4. Spéculation et déraison

Lorsqu’elle enthousiasme un groupe plus large, l’insatiabilité amène de nombreux épisodes d’euphorie financière, selon le joli mot de Galbraith (1990). La psychologie individuelle de l’enrichissement rejoint ici la folie des foules. Galbraith, dans cet ouvrage, montre bien la constance de ces phases d’euphorie financière, qui sont caractérisées par un « déclenchement » psychologique récurrent : la « découverte » d’un nouveau moyen d’enrichissement, puis l’émerveillement devant les possibilités semble-t-il sans bornes de cet enrichissement. Il s’agit bien là d’un délire absolument irrationnel, où tout un chacun est persuadé qu’il peut devenir riche, que la bulle spéculative ne cessera jamais. Être riche pour s’approprier de ce pouvoir magique de l’argent, afin de ramener dans la sphère humaine ce qui la dépasse normalement.

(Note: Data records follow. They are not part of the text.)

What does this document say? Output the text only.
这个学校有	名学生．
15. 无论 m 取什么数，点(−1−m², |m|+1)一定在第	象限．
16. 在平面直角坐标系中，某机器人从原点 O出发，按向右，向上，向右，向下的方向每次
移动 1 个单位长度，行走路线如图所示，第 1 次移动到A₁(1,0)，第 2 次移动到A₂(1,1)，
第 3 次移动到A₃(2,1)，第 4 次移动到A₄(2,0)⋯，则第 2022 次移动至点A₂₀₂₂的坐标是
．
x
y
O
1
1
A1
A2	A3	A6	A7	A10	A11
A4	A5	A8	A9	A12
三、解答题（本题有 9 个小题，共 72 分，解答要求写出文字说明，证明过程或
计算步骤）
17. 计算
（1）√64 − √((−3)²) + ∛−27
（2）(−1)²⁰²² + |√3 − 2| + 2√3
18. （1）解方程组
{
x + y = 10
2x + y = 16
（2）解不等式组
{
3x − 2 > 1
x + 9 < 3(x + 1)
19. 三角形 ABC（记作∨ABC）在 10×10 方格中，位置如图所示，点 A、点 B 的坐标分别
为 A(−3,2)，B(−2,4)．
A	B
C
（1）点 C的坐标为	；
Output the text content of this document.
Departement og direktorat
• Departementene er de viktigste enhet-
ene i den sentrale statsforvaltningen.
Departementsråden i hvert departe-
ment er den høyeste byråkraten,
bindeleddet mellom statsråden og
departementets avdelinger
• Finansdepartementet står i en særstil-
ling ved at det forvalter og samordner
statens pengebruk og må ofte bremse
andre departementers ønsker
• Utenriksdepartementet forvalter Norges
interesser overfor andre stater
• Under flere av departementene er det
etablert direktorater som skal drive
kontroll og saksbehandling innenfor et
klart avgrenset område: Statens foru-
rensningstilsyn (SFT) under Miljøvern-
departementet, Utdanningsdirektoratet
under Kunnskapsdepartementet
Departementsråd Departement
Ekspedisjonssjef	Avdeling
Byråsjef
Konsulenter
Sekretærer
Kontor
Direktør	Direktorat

Une des anecdotes les plus hallucinantes, strictement parlant, est le commentaire émis par Irving Fisher, un des économistes les plus en vue de son époque, à l’automne de 1929, quelque temps seulement avant le krach boursier; il a dit : « Le prix des actions a atteint ce qui paraît être un plateau permanent. »

Un exemple classique est celui de la « tulipomanie » :

La tulipomanie est le nom donné à l’augmentation démesurée puis l’effondrement des cours de l’oignon de tulipe dans le nord des Provinces-Unies au milieu du XVIIe siècle. Au plus fort de la tulipomanie, en février 1637, des promesses de vente pour un bulbe se négociaient pour un montant égal à vingt fois le salaire annuel d’un artisan spécialisé. Certains historiens ont qualifié cette crise de « première bulle spéculative » de l’histoire. Elle est restée dans les mémoires, tout au long de l’Histoire des bourses de valeurs.

 

Références

Beaud, Michel (1990) Histoire du capitalisme, de 1500 à nos jours, 4e éd., Paris: Seuil.

Galbraith, John K. (1990) Brève Histoire de l’euphorie financière, Paris: Seuil, 1992.

Hayek, Friedrich A. von. (1988) La Présomption fatale: les erreurs du socialisme, Paris: Presses universitaires de France, 1993.